Da allora l’economia di San Marino è entrata in una crisi da cui non si è più saputa riprendere. Il Pil è ancora sotto di quasi 40 punti percentuali rispetto ai livelli del 2008, il sistema bancario, che assieme al turismo rappresenta la quasi totalità dell’economia sammarinese, è in difficoltà. Su 2.636 miliardi di euro di crediti lordi delle 13 banche del Paese, scrive la Banca di San Marino nel suo ultimo bollettino trimestrale, quelli “dubbi” sono il 61,9%, mentre le sofferenze sono al 30,4%. La Cassa di Risparmio di San Marino, controllata dallo Stato, ha bisogno di una ricapitalizzazione da 455 milioni di euro. Il governo si è impegnato a portarla avanti nel giro di 25 anni.

È in questo contesto complicato che si è inserita la pandemia. Il coronavirus ha colpito duramente San Marino – ha fatto 42 vittime su 33mila abitanti, ma da fine giugno non ci sono stati più casi di contagio – e anche la sua economia. il Fondo monetario internazionale prevede un calo del Pil del 12,2%. Il Congresso di Stato, che è il governo di San Marino ed è in carica da gennaio, si è mosso per raccogliere fondi sul mercato internazionale. Non è mai successo, nei diciassette secoli di storia di San Marino come entità autonoma. Si prepara l’emissione di titoli pubblici per mezzo miliardo di euro, una cifra pari a circa il 30% del Pil. Lo hanno chiamato il "Titano bond".
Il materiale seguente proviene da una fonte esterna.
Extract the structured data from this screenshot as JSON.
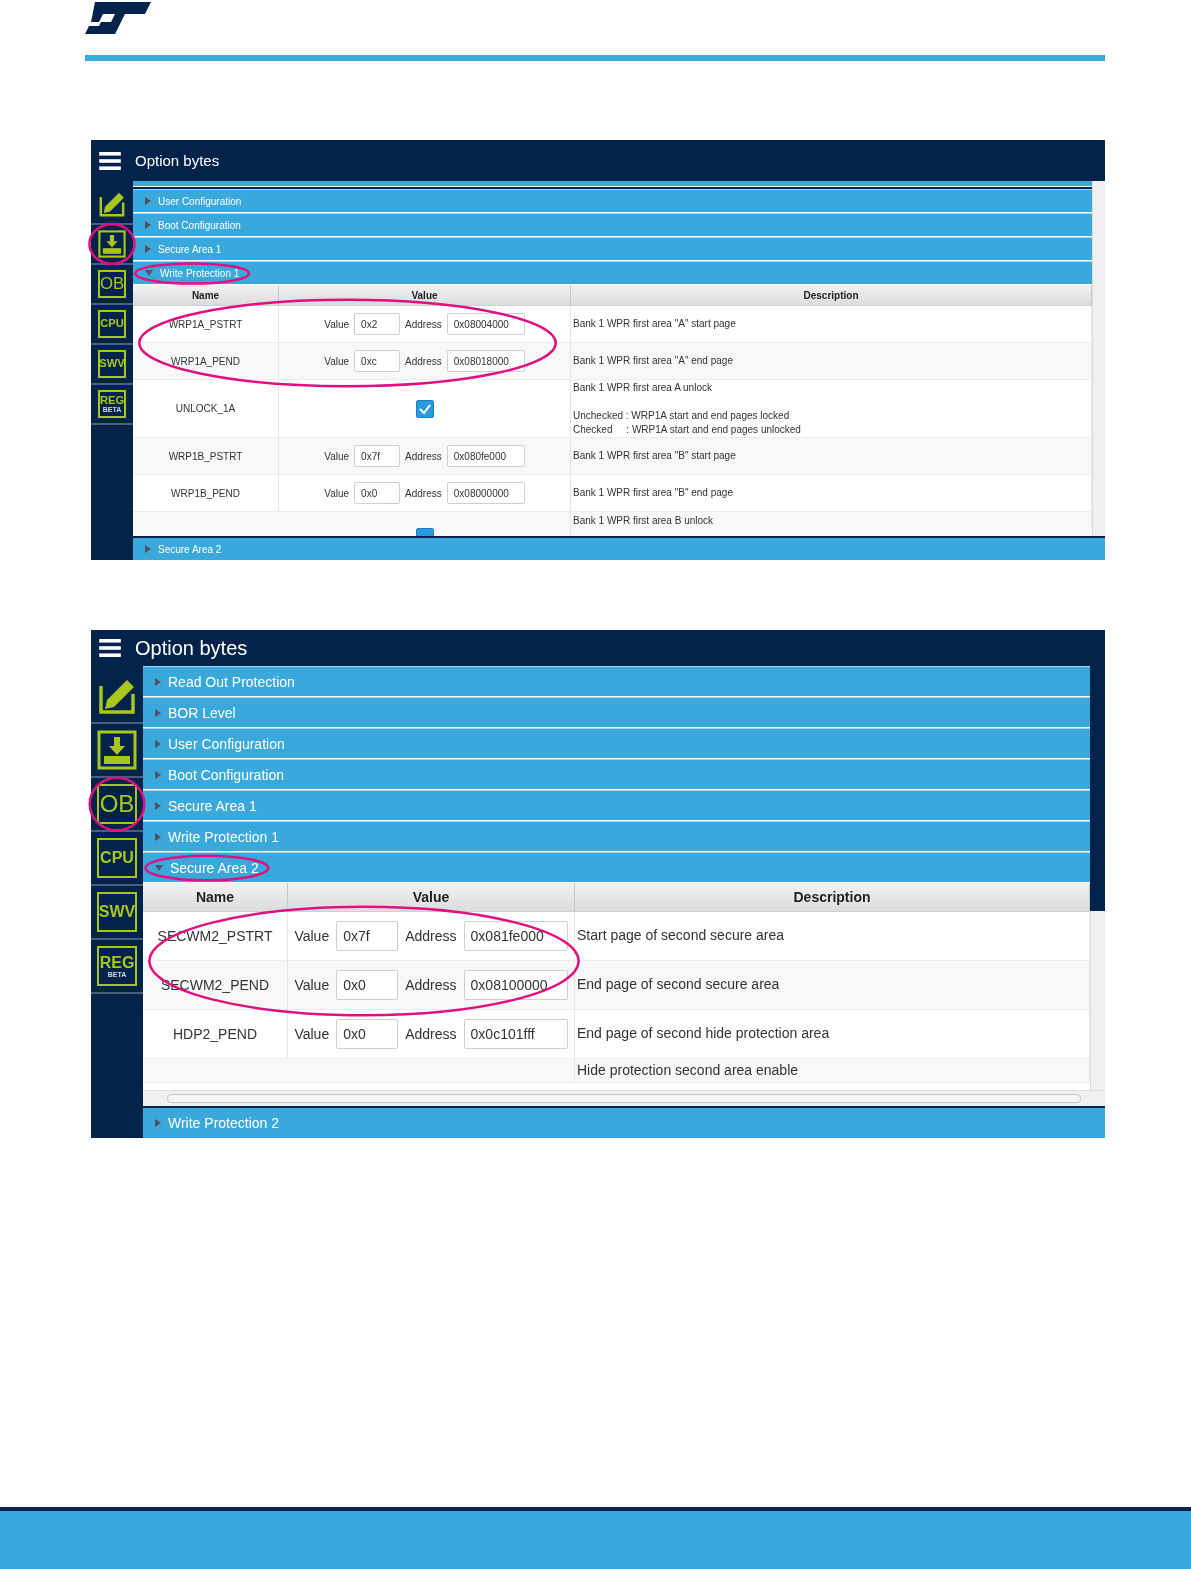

Qualcuno ha scritto che il Paese rischia il default, se non addirittura l’acquisizione da parte della Cina o della Russia. «Un racconto che potrà affascinare chi apprezza il genere letterario fantasy o, peggio ancora, chi predilige immaginare scenari di fantapolitica ma che non corrisponde assolutamente al vero» ha risposto il governo con una nota ufficiale, aggiungendo che «la realtà è quella di un paese che, in mezzo a non poche difficoltà, sta cercando di dotarsi di un nuovo modello economico in conseguenza di mutati scenari voluti proprio da San Marino, che ha scelto di allinearsi agli standard internazionali e di combattere chi negli anni ha sfruttato un sistema che si è rivelato fragile e permeabile ad operazioni opache».

Insomma, non esiste il rischio di imminente bancarotta. Però la situazione è molto complessa. Nel suo ultimo report su San Marino, basato su dati che precedono la pandemia, il Fondo monetario internazionale nota che se si considerano gli impegni presi dal governo per ripianare le perdite della Cassa di Risparmio, garantire il credito fiscale alle banche e rifinanziare con 100 milioni di euro i depositi dei fondi pensione nella Banca Cis, “risolta” lo scorso luglio, il debito pubblico implicito di San Marino sale dal 32 all’86% del Pil. Lo stesso Fmi indica che per i prossimi cinque anni si aspetta bilanci pubblici chiusi sempre con deficit superiori al 5%. Ad aprile Fitch, l’unica agenzia a dare un rating alla Repubblica, ha tagliato il suo giudizio da BBB- a BB+, primo livello dei voti “speculativi”. Mantenere l’equilibrio non sarà facile.